Brooklyn the Musical, Greenwich Theatre | Review


Brooklyn the Musical
Greenwich Theatre 
Reviewed on Monday 30th September 2019 by Olivia Mitchell 
★★★★

Brooklyn The Musical is a pretty obscure show which opened on Broadway in 2004. It's realtively unknown but features a number of fantastically catchy songs. The musical's European premiere at the Greenwich theatre showcases fantastic talent and reminds us of how magical music can be. Strong direction by Adam Haigh and consistently impressive performances by the cast bring the show to life with vitality and vocal prowess, and make it one to tick off the list.

Set in New York City, a group of street performers perform a "sidewalk fairytale" about a love story and what came of it. We follow a singer from Paris called Brooklyn who is on a quest to find her father and make good of the world she's in. The story itself is minimal and the book is pretty wacky, but the show's spectacular score breathes life into it and shares the characters motivations wonderfully.

The book, music and lyrics are by Mark Schoenfield and Barri McPherson who have adapted the show for various productions including Broadway and a US tour. As a whole, this production really is a grungy, ensemble led, song-fest which features one of the strongest and most vocally tight ensembles in London right now. The sharp harmonies and electric interactions with one another really engage the audience.

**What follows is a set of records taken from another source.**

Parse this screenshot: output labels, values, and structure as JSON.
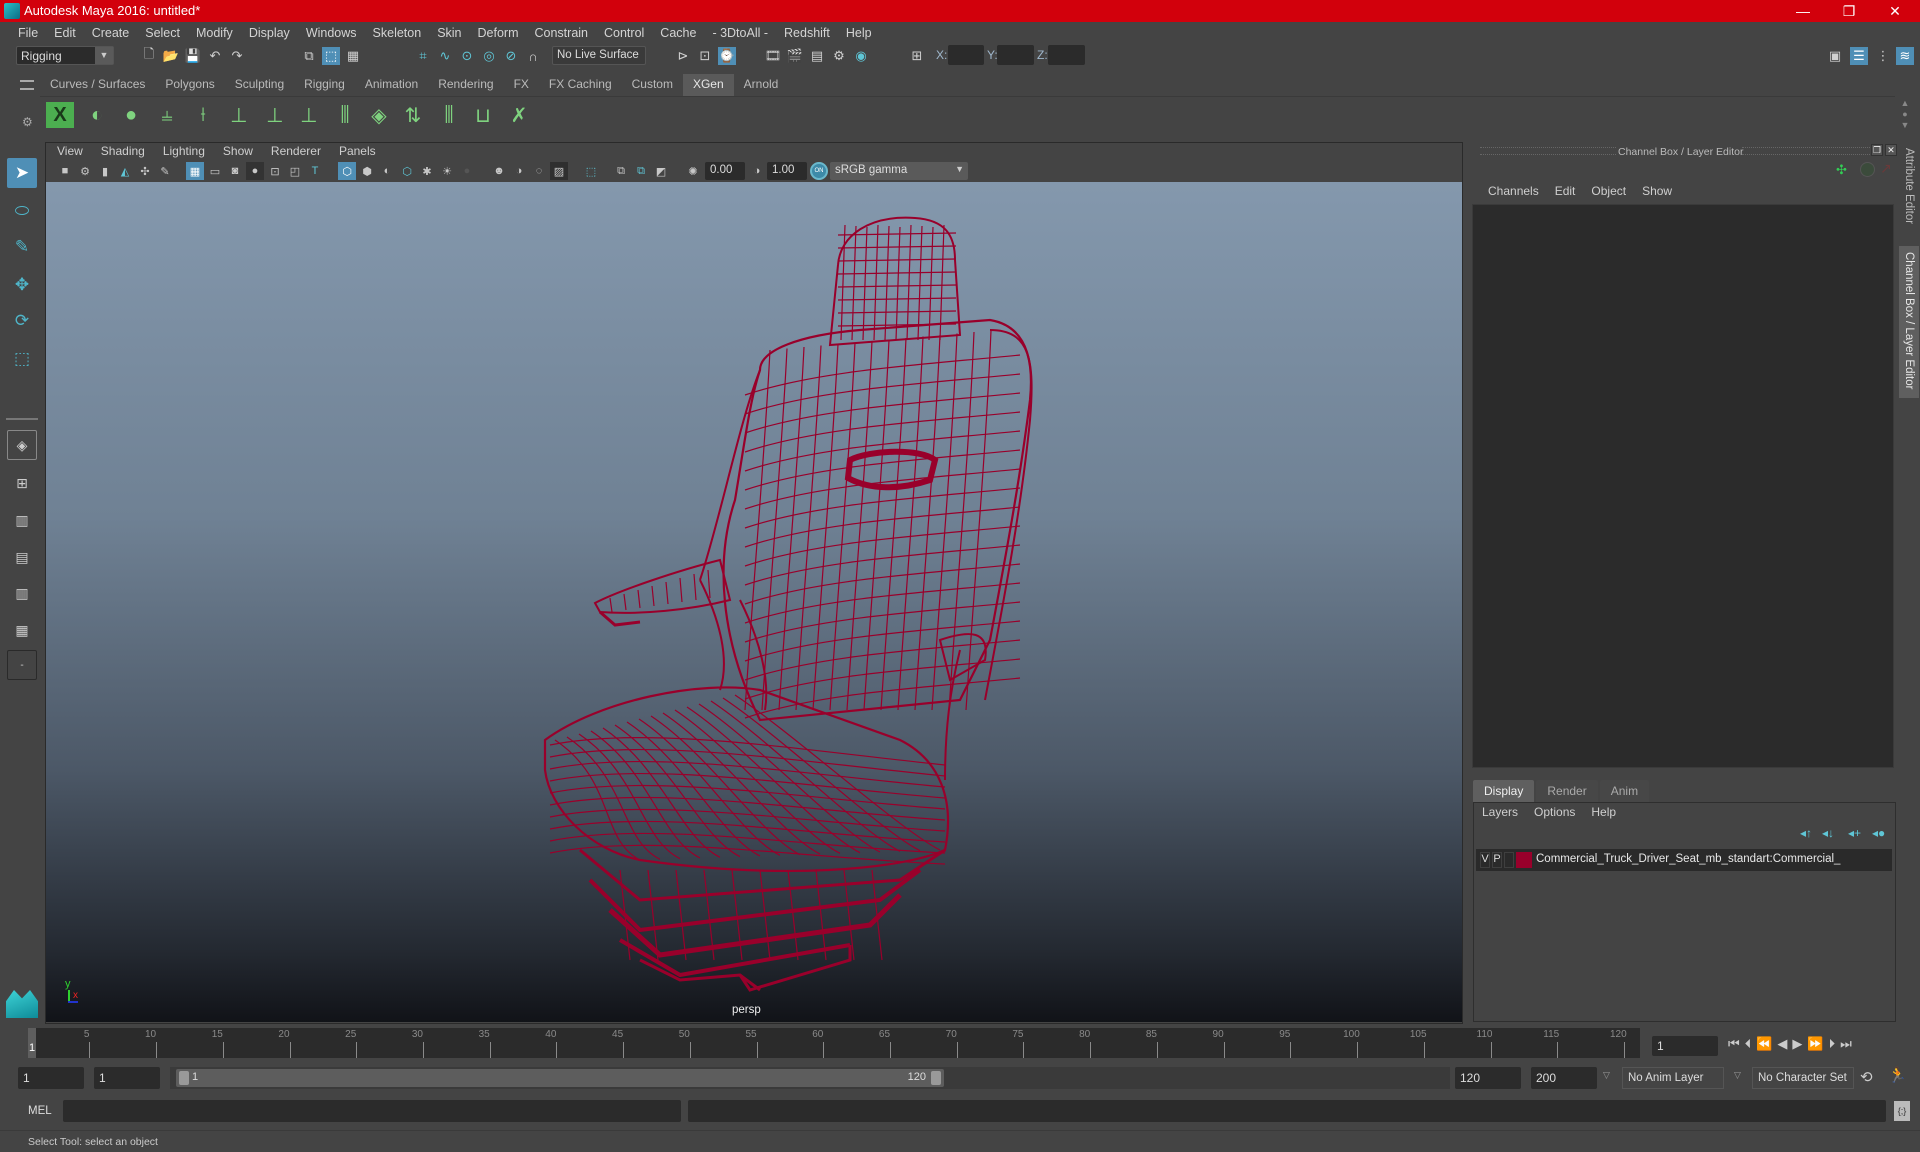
{
  "window": {
    "title": "Autodesk Maya 2016: untitled*",
    "controls": {
      "minimize": "—",
      "restore": "❐",
      "close": "✕"
    }
  },
  "menubar": [
    "File",
    "Edit",
    "Create",
    "Select",
    "Modify",
    "Display",
    "Windows",
    "Skeleton",
    "Skin",
    "Deform",
    "Constrain",
    "Control",
    "Cache",
    "- 3DtoAll -",
    "Redshift",
    "Help"
  ],
  "toolbar": {
    "mode_selected": "Rigging",
    "live_surface": "No Live Surface",
    "coord_labels": {
      "x": "X:",
      "y": "Y:",
      "z": "Z:"
    },
    "coord_values": {
      "x": "",
      "y": "",
      "z": ""
    }
  },
  "shelf": {
    "tabs": [
      "Curves / Surfaces",
      "Polygons",
      "Sculpting",
      "Rigging",
      "Animation",
      "Rendering",
      "FX",
      "FX Caching",
      "Custom",
      "XGen",
      "Arnold"
    ],
    "active_tab": "XGen",
    "icons": [
      "xgen-window-icon",
      "xgen-preview-icon",
      "xgen-clear-preview-icon",
      "xgen-add-guides-icon",
      "xgen-sculpt-guides-icon",
      "xgen-place-guide-icon",
      "xgen-move-guide-icon",
      "xgen-rotate-guide-icon",
      "xgen-lock-guide-icon",
      "xgen-comb-guides-icon",
      "xgen-guide-layers-icon",
      "xgen-cut-guides-icon",
      "xgen-select-guides-icon",
      "xgen-guide-length-icon",
      "xgen-delete-guides-icon"
    ]
  },
  "left_tools": [
    "select-tool",
    "lasso-tool",
    "paint-select-tool",
    "move-tool",
    "rotate-tool",
    "scale-tool"
  ],
  "viewport": {
    "menu": [
      "View",
      "Shading",
      "Lighting",
      "Show",
      "Renderer",
      "Panels"
    ],
    "exposure": "0.00",
    "gamma": "1.00",
    "color_space": "sRGB gamma",
    "color_mgmt_label": "ON",
    "camera_label": "persp",
    "axis": {
      "x": "x",
      "y": "y",
      "z": "z"
    },
    "model_color": "#99002b"
  },
  "channel_box": {
    "title": "Channel Box / Layer Editor",
    "menu": [
      "Channels",
      "Edit",
      "Object",
      "Show"
    ]
  },
  "layer_editor": {
    "tabs": [
      "Display",
      "Render",
      "Anim"
    ],
    "active_tab": "Display",
    "menu": [
      "Layers",
      "Options",
      "Help"
    ],
    "layers": [
      {
        "v": "V",
        "p": "P",
        "color": "#99002b",
        "name": "Commercial_Truck_Driver_Seat_mb_standart:Commercial_"
      }
    ]
  },
  "side_tabs": [
    "Attribute Editor",
    "Channel Box / Layer Editor"
  ],
  "timeline": {
    "ticks": [
      "5",
      "10",
      "15",
      "20",
      "25",
      "30",
      "35",
      "40",
      "45",
      "50",
      "55",
      "60",
      "65",
      "70",
      "75",
      "80",
      "85",
      "90",
      "95",
      "100",
      "105",
      "110",
      "115",
      "120"
    ],
    "current_frame_marker": "1",
    "current_frame": "1"
  },
  "range": {
    "start": "1",
    "playback_start": "1",
    "slider_start": "1",
    "slider_end": "120",
    "playback_end": "120",
    "end": "200",
    "anim_layer": "No Anim Layer",
    "character_set": "No Character Set"
  },
  "command_line": {
    "label": "MEL",
    "value": "",
    "result": ""
  },
  "status": {
    "help_line": "Select Tool: select an object"
  }
}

It's ideal that Hiba Elchikhe leads the cast as Brooklyn, because she absolutely has one of the best voices ever. The tone, the emotion, the power. Just. So. Good. Her demeanour is charming as she tries to find her father and the audience are instantly able to warm to her beaming personality. It's absolutely worth making a trip to Greenwich just to hear Once Upon a Time sung live by Hiba. Emily Mae gives an equally earth quaking vocal performance as the "aging" Diva, Paradice. Raven is a  particular stand out moment, but Emily captures the audience in the palm of her hand throughout. Smooth and mysterious, Andrew Patrick-Walker makes the Street Singer someone to remember as he acts as a musically enchanting, overseer of the show. Sabrina Aloueche and John Addison add further depth to  the show and the whole cast work exceptionally well together to evoke the feeling of being in New York and searching for a dream. If the Greenwich Theatre were powered by riffs, it would be shining bright thanks to the cast of Brooklyn and Andrew Johnson's sound design which showcases them.

Justin Williams' set design transforms the Greenwich theatre into "a ravaged street corner in Brooklyn, New York" and presents a visual treat for the audience as Brooklyn's story is told. With ladders that are slid around, fairy lights, falling snow and an ever present guitar case, the set, complemented by Jack Weir's lighting manages to invoke both the fairy tale vibes and the gritty feel of NYC. 

A masterful blending of talents allows this production to shine. It's not a masterpiece of theatrical writing but it is a really fun night out and a chance to see a rarely performed show done at a very high standard. Who knows, you might find your miracle too.